Das Innenministerium kommentierte das Vorgefallene so: „Einige Bürger, die anderen ihre persönliche Meinung und politische Position aufdrängen wollen, hängen, malen oder kleben nichtstaatliche Symbole an Häuserfassaden, öffentliche Gebäude, private Autos und so weiter. Andere, nicht gleichgültige Bürger versuchen die Ordnung aufrechtzuerhalten und nicht zuzulassen, dass die Regeln des Gemeinwohls verletzt werden. Mit den Folgen solcher Konflikte, manchmal auch mit solch bedauernswerten Vorfällen, muss sich das Innenministerium beschäftigen.“
Dieser Meldung nach zu urteilen wurde Roman von „nicht gleichgültigen Bürgern“ umgebracht.
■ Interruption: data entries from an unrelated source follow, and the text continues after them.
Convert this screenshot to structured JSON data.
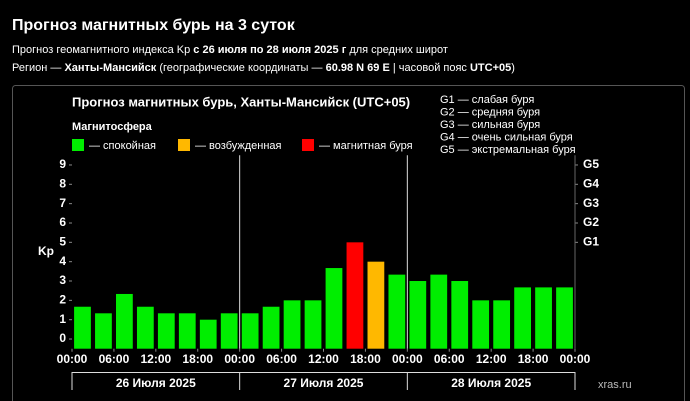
{
  "header": {
    "title": "Прогноз магнитных бурь на 3 суток",
    "subtitle_parts": [
      "Прогноз геомагнитного индекса Kp ",
      "с 26 июля по 28 июля 2025 г",
      " для средних широт"
    ],
    "region_parts": [
      "Регион — ",
      "Ханты-Мансийск",
      " (географические координаты — ",
      "60.98 N 69 E",
      " | часовой пояс ",
      "UTC+05",
      ")"
    ]
  },
  "chart_data": {
    "type": "bar",
    "title": "Прогноз магнитных бурь, Ханты-Мансийск (UTC+05)",
    "legend_title": "Магнитосфера",
    "legend": [
      {
        "label": "— спокойная",
        "color": "#00ee00"
      },
      {
        "label": "— возбужденная",
        "color": "#ffb800"
      },
      {
        "label": "— магнитная буря",
        "color": "#ff0000"
      }
    ],
    "storm_scale": [
      "G1 — слабая буря",
      "G2 — средняя буря",
      "G3 — сильная буря",
      "G4 — очень сильная буря",
      "G5 — экстремальная буря"
    ],
    "ylabel": "Kp",
    "x": [
      1.5,
      4.5,
      7.5,
      10.5,
      13.5,
      16.5,
      19.5,
      22.5,
      25.5,
      28.5,
      31.5,
      34.5,
      37.5,
      40.5,
      43.5,
      46.5,
      49.5,
      52.5,
      55.5,
      58.5,
      61.5,
      64.5,
      67.5,
      70.5
    ],
    "series": [
      {
        "name": "Kp",
        "values": [
          1.67,
          1.33,
          2.33,
          1.67,
          1.33,
          1.33,
          1.0,
          1.33,
          1.33,
          1.67,
          2.0,
          2.0,
          3.67,
          5.0,
          4.0,
          3.33,
          3.0,
          3.33,
          3.0,
          2.0,
          2.0,
          2.67,
          2.67,
          2.67
        ],
        "colors": [
          "#00ee00",
          "#00ee00",
          "#00ee00",
          "#00ee00",
          "#00ee00",
          "#00ee00",
          "#00ee00",
          "#00ee00",
          "#00ee00",
          "#00ee00",
          "#00ee00",
          "#00ee00",
          "#00ee00",
          "#ff0000",
          "#ffb800",
          "#00ee00",
          "#00ee00",
          "#00ee00",
          "#00ee00",
          "#00ee00",
          "#00ee00",
          "#00ee00",
          "#00ee00",
          "#00ee00"
        ]
      }
    ],
    "xlim": [
      0,
      72
    ],
    "xticks": [
      {
        "value": 0,
        "label": "00:00"
      },
      {
        "value": 6,
        "label": "06:00"
      },
      {
        "value": 12,
        "label": "12:00"
      },
      {
        "value": 18,
        "label": "18:00"
      },
      {
        "value": 24,
        "label": "00:00"
      },
      {
        "value": 30,
        "label": "06:00"
      },
      {
        "value": 36,
        "label": "12:00"
      },
      {
        "value": 42,
        "label": "18:00"
      },
      {
        "value": 48,
        "label": "00:00"
      },
      {
        "value": 54,
        "label": "06:00"
      },
      {
        "value": 60,
        "label": "12:00"
      },
      {
        "value": 66,
        "label": "18:00"
      },
      {
        "value": 72,
        "label": "00:00"
      }
    ],
    "day_boundaries": [
      0,
      24,
      48,
      72
    ],
    "day_labels": [
      "26 Июля 2025",
      "27 Июля 2025",
      "28 Июля 2025"
    ],
    "ylim": [
      -0.5,
      9.5
    ],
    "yticks": [
      0,
      1,
      2,
      3,
      4,
      5,
      6,
      7,
      8,
      9
    ],
    "y2ticks": [
      {
        "value": 5,
        "label": "G1"
      },
      {
        "value": 6,
        "label": "G2"
      },
      {
        "value": 7,
        "label": "G3"
      },
      {
        "value": 8,
        "label": "G4"
      },
      {
        "value": 9,
        "label": "G5"
      }
    ],
    "watermark": "xras.ru"
  }
}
Das heißt von Bürgern, die keine Seele habe. Keine Ehre. Kein Gewissen. Nichts Menschliches. Es fällt schwer zu begreifen, dass es anstelle dieses jungen Mannes auch absolut jeden anderen hätte treffen können. Der oder die jetzt tot wäre. Das, was die Sicherheitskräfte tun – das ist schon nicht mal mehr Faschismus zu nennen, das ist ein Genozid. Aber weder der Innenminister noch der Generalstaatsanwalt treten zurück. Sind solche Handlungen akzeptabel? Gehen die Schuldigen an diesen Verbrechen straflos aus?
Ich glaube an eine höhere Gerechtigkeit. Man darf das Gebot „Du sollst nicht töten“ nicht brechen. Man darf es einfach nicht.
Am Abend des 12. November kamen zu dem Hof, wo Roman gelebt hat, mehr als tausend Menschen, um sein Andenken zu ehren, Kerzen aufzustellen und zu beten. Am Mittag des 13. November wollen die Belarussen für eine Schweigeminute die Arbeit unterbrechen. Und ich hoffe, es gibt ein Bewusstsein dafür, dass man eine Wiederholung eines solchen Vorfalls nicht zulassen darf. Man darf es einfach nicht.